Apple の iOS 18 がデフォルトで写真データの共有を密かに有効化、プライバシーへの懸念が浮上

BigGo Editorial Team
Apple の iOS 18 がデフォルトで写真データの共有を密かに有効化、プライバシーへの懸念が浮上

Apple のプライバシー重視の姿勢に疑問を投げかける重要な動きとして、同社は最新のオペレーティングシステムで Enhanced Visual Search と呼ばれる新機能を導入し、ユーザーの明示的な同意なしに写真情報を Apple のサーバーに自動送信するようになりました。

Enhanced Visual Search について

iOS 18 と macOS 15 で導入された Enhanced Visual Search は、ユーザーの写真にある観光名所やランドマークを識別するための新機能です。このシステムは機械学習を使用して画像を分析し、 Apple が保持するグローバルなランドマークのインデックスと照合します。この機能は写真の整理や検索性を向上させますが、デフォルトで有効になっていることがプライバシー擁護派から懸念の声が上がっています。

オペレーティングシステムのリリース日:2024年9月16日

プライバシー対策と技術的実装

Apple は Enhanced Visual Search システムに複数のプライバシー保護対策を実装しています。同社は暗号化されたままデータを処理できる準同型暗号を使用し、差分プライバシー技術を採用しています。さらに、OHTTP リレーシステムによってユーザーの IP アドレスを隠蔽しています。これらの対策は、ランドマーク識別サービスを提供しながら、 Apple がユーザーの写真の実際の内容にアクセスできないようにすることを目的としています。

プライバシー機能:

  • 準同型暗号化
  • 差分プライバシー
  • IPアドレスのマスキングのための OHTTP リレー
ユーザーが Apple の Enhanced Visual Search 機能におけるプライバシー対策に関連する技術的インターフェースを示すタブレットを操作している様子
ユーザーが Apple の Enhanced Visual Search 機能におけるプライバシー対策に関連する技術的インターフェースを示すタブレットを操作している様子

プライバシーに関する論争

主な懸念は機能自体ではなく、 Apple の実装アプローチにあります。ソフトウェアエンジニアの Jeff Johnson が最初にこの問題を指摘し、 Enhanced Visual Search が iOS と macOS の両デバイスでデフォルトで有効になっていることを明らかにしました。このオプトアウト方式は、 Apple の従来のユーザープライバシーとデータ保護に対する姿勢と矛盾しているように見えます。さらに懸念されるのは、 Apple がこの機能を OS リリースから1ヶ月以上経過した10月24日まで公表しなかったことです。

機能発表日:2024年10月24日

機能の仕組み

プロセスは、デバイス上の機械学習モデルが写真のランドマークを分析することから始まります。関心領域を特定すると、デバイスは暗号化されたリクエストを Apple のサーバーに送信します。サーバーはこの情報を処理し、考えられるランドマークの一致を返送し、それがデバイス上の再ランク付けモデルによって精緻化されます。システムは写真のメタデータをランドマークラベルで更新し、ユーザーがランドマーク名で写真ライブラリを検索できるようにします。

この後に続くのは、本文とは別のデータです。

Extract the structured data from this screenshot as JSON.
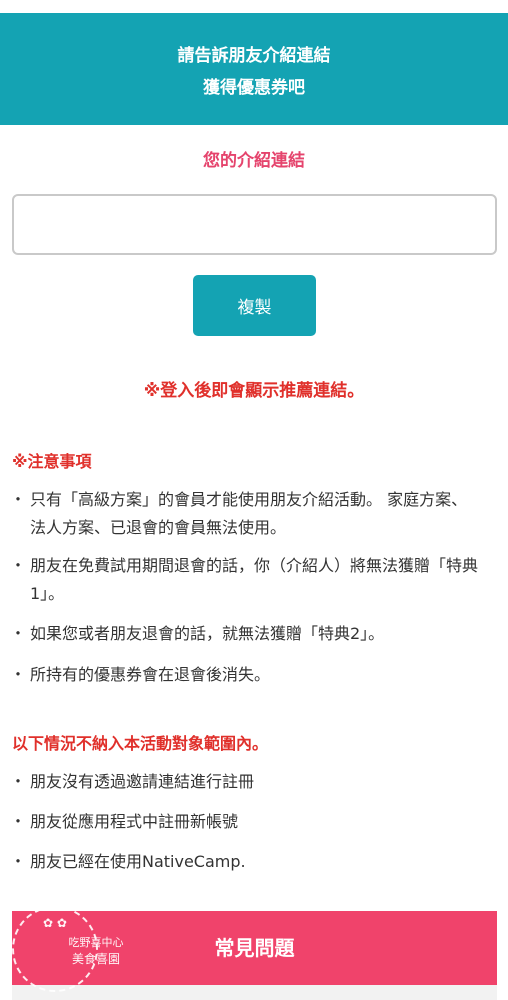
{
  "banner": {
    "line1": "請告訴朋友介紹連結",
    "line2": "獲得優惠券吧"
  },
  "referral": {
    "title": "您的介紹連結",
    "input_value": "",
    "copy_label": "複製",
    "login_notice": "※登入後即會顯示推薦連結。"
  },
  "notes": {
    "heading": "※注意事項",
    "items": [
      "只有「高級方案」的會員才能使用朋友介紹活動。 家庭方案、法人方案、已退會的會員無法使用。",
      "朋友在免費試用期間退會的話，你（介紹人）將無法獲贈「特典1」。",
      "如果您或者朋友退會的話，就無法獲贈「特典2」。",
      "所持有的優惠券會在退會後消失。"
    ]
  },
  "exclusions": {
    "heading": "以下情況不納入本活動對象範圍內。",
    "items": [
      "朋友沒有透過邀請連結進行註冊",
      "朋友從應用程式中註冊新帳號",
      "朋友已經在使用NativeCamp."
    ]
  },
  "faq": {
    "label": "常見問題"
  },
  "watermark": {
    "icon": "flower-icon",
    "line1": "吃野喜中心",
    "line2": "美食喜園"
  },
  "colors": {
    "primary": "#14a3b3",
    "pink": "#e5446d",
    "red": "#e0302b",
    "faq": "#f0436b"
  }
}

ユーザーがスマートフォンを手に持っており、iOS デバイスでの Enhanced Visual Search 機能を使用するために必要な実践的な体験を示しています
ユーザーがスマートフォンを手に持っており、iOS デバイスでの Enhanced Visual Search 機能を使用するために必要な実践的な体験を示しています

ユーザーコントロールと設定

プライバシーを懸念するユーザーは、 iPhone の写真設定または Mac の一般設定から機能を無効にすることができます。これにより、クラウドベースのランドマーク識別システムをオプトアウトすることができますが、多くの人々は、この制御が最初からオプトイン方式であるべきだと主張しています。